I tried to stop him. I didn’t want to hear more. But it wasn’t easy to stop him. He went on about those cut-off arms and legs that belonged to people we had known since we were children. It was terrible, what he had seen. But I was also beginning to feel that he was trying to excite himself to cry a little bit more after he had stopped wanting to cry. I felt that it worried him to find that from time to time he was forgetting, and thinking of other things. He seemed to be wanting to thrill himself again and again; and this disturbed me.

In a few days, though, he thawed out. And the events of the coast were never spoken of again. He settled down more easily than I expected. I had expected him to go sulky and withdrawn; I had thought, especially after his unhappy journey, that he would have hated our backward town. But he liked it; and he liked it because he was himself liked, in a way he hadn’t been before.

Physically he was quite different from the local people. He was taller, more muscular, looser and more energetic in his movements. He was admired. The local women, with their usual free ways, made no secret of finding him desirable—calling out to him in the street, and stopping and staring with wicked, half-smiling (and slightly crossed) eyes that appeared to say: “Consider this a joke, and laugh. Or take it seriously.” My own way of looking at him changed. He ceased to be one of the boys from the servant houses. I saw what the local people saw; in my own eyes he became more handsome and distinctive. To the local people he wasn’t quite an African, and he aroused no tribal uneasiness; he was an exotic with African connections whom they wanted to claim. He flourished. He picked up the local language fast, and he even got a new name.

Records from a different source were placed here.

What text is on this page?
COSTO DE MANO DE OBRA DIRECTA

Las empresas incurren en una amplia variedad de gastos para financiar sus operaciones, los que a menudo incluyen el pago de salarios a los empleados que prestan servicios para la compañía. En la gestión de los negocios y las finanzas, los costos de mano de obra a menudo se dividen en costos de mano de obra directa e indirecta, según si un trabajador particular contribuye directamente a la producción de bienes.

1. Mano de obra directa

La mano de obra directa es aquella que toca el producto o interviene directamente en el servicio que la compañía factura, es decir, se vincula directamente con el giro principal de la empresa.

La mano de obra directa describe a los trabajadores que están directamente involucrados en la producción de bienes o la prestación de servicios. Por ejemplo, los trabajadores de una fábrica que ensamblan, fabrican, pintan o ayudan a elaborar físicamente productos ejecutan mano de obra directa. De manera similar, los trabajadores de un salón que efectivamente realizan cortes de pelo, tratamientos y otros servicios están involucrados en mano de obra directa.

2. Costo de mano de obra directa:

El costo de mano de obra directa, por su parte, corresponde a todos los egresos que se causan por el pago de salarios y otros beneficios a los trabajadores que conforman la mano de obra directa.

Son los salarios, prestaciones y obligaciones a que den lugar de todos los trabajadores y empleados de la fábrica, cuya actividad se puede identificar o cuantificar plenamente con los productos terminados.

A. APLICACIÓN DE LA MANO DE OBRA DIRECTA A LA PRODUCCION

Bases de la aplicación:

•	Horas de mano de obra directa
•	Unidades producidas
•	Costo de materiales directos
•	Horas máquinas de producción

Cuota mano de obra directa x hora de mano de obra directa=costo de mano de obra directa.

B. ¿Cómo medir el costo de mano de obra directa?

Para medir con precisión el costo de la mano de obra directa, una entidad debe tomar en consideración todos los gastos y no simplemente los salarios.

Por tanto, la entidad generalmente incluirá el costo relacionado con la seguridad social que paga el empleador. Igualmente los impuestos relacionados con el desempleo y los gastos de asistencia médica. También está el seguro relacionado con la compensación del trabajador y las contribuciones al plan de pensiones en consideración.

At home we had called him Ali or—when we wanted to suggest the special wild and unreliable nature of this Ali—Ali-wa (“Ali! Ali! But where is this Ali-wa?”). He rejected his name now. He preferred to be called Metty, which was what the local people called him. It was some time before I understood that it wasn’t a real name, that it was just the French word
métis,
someone of mixed race. But that wasn’t how I used it. To me it was only a name: Metty.

Here, as on the coast, Metty was a wanderer. He had the bedroom just across the passage from the kitchen; it was the first door on the right as you came in from the landing of the external staircase. I often heard him coming in late at night. That was the freedom he had come to me for. But the Metty who enjoyed that freedom was a different person from the boy who had arrived bawling and screaming, with the manners of the servant house. He had quickly shed those manners; he had developed a new idea of his worth. He became useful in the shop; and in the flat, his wandering habits—which I had dreaded—kept his presence light. But he was always there, and in the town he was like one of my own. He lessened my solitude and made the empty months more bearable—months of waiting for trade to start up again. As, very slowly, it was beginning to do.

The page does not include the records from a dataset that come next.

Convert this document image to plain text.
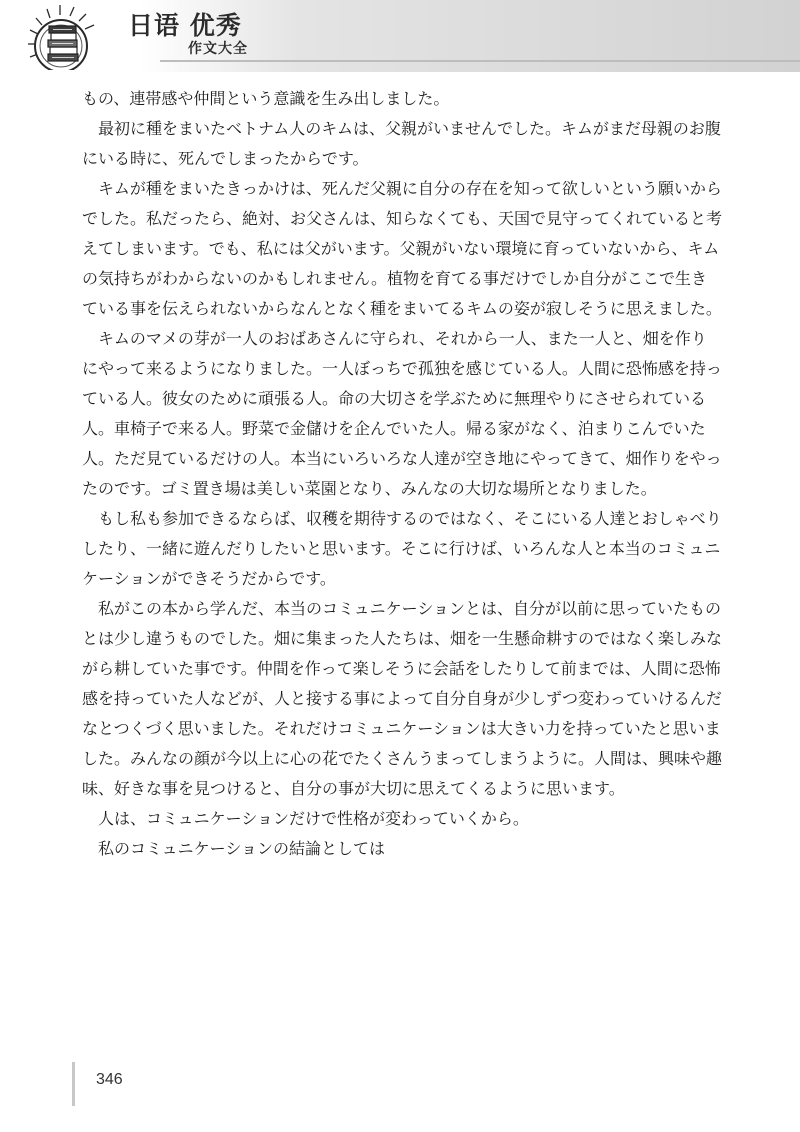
日语 优秀
作文大全

もの、連帯感や仲間という意識を生み出しました。

最初に種をまいたベトナム人のキムは、父親がいませんでした。キムがまだ母親のお腹にいる時に、死んでしまったからです。

キムが種をまいたきっかけは、死んだ父親に自分の存在を知って欲しいという願いからでした。私だったら、絶対、お父さんは、知らなくても、天国で見守ってくれていると考えてしまいます。でも、私には父がいます。父親がいない環境に育っていないから、キムの気持ちがわからないのかもしれません。植物を育てる事だけでしか自分がここで生きている事を伝えられないからなんとなく種をまいてるキムの姿が寂しそうに思えました。

キムのマメの芽が一人のおばあさんに守られ、それから一人、また一人と、畑を作りにやって来るようになりました。一人ぼっちで孤独を感じている人。人間に恐怖感を持っている人。彼女のために頑張る人。命の大切さを学ぶために無理やりにさせられている人。車椅子で来る人。野菜で金儲けを企んでいた人。帰る家がなく、泊まりこんでいた人。ただ見ているだけの人。本当にいろいろな人達が空き地にやってきて、畑作りをやったのです。ゴミ置き場は美しい菜園となり、みんなの大切な場所となりました。

もし私も参加できるならば、収穫を期待するのではなく、そこにいる人達とおしゃべりしたり、一緒に遊んだりしたいと思います。そこに行けば、いろんな人と本当のコミュニケーションができそうだからです。

私がこの本から学んだ、本当のコミュニケーションとは、自分が以前に思っていたものとは少し違うものでした。畑に集まった人たちは、畑を一生懸命耕すのではなく楽しみながら耕していた事です。仲間を作って楽しそうに会話をしたりして前までは、人間に恐怖感を持っていた人などが、人と接する事によって自分自身が少しずつ変わっていけるんだなとつくづく思いました。それだけコミュニケーションは大きい力を持っていたと思いました。みんなの顔が今以上に心の花でたくさんうまってしまうように。人間は、興味や趣味、好きな事を見つけると、自分の事が大切に思えてくるように思います。

人は、コミュニケーションだけで性格が変わっていくから。

私のコミュニケーションの結論としては

346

We fell into the routine of morning coffee at the flat, shop, separate lunches, shop, separate evenings. Man and master sometimes met, as equals with equal needs, in the dark little bars that began to appear in our town, signs of reawakening life: rough little cells with roofs of corrugated iron, no ceilings, concrete walls painted dark blue or green, red concrete floors.

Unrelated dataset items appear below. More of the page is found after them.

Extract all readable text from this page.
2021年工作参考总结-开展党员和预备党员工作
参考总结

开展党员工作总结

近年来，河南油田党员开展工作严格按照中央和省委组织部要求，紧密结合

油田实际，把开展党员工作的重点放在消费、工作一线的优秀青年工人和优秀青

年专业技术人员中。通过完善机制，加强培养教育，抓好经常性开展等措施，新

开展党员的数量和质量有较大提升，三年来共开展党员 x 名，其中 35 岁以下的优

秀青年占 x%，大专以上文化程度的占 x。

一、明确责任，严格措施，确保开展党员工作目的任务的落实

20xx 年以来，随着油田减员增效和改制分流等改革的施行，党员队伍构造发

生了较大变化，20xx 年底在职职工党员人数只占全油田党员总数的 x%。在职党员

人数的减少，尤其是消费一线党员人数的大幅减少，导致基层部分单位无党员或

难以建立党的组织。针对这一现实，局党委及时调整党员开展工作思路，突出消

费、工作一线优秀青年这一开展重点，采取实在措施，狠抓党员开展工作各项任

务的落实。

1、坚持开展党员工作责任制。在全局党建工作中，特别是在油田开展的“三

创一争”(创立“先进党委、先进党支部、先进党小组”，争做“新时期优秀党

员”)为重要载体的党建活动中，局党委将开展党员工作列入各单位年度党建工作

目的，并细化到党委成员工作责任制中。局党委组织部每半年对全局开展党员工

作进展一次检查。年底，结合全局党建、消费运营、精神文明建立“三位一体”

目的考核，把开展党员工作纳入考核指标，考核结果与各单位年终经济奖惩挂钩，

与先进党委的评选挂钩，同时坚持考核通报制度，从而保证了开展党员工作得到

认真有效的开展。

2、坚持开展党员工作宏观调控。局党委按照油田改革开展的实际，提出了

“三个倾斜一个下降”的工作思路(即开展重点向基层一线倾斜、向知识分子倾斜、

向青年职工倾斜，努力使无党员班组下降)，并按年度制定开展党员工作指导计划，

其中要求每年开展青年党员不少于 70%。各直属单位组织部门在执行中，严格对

In one such place Metty put the seal on our new relationship one evening. When I entered I saw him dancing fantastically—slim-waisted, narrow-hipped, wonderfully made. He stopped as soon as he saw me—his servant’s instinct. But then he bowed and made a show of welcoming me as though he owned the place. He said, in the French accent he had picked up, “I must do nothing indecent in front of the
patron.”
And that was precisely what he went on to do.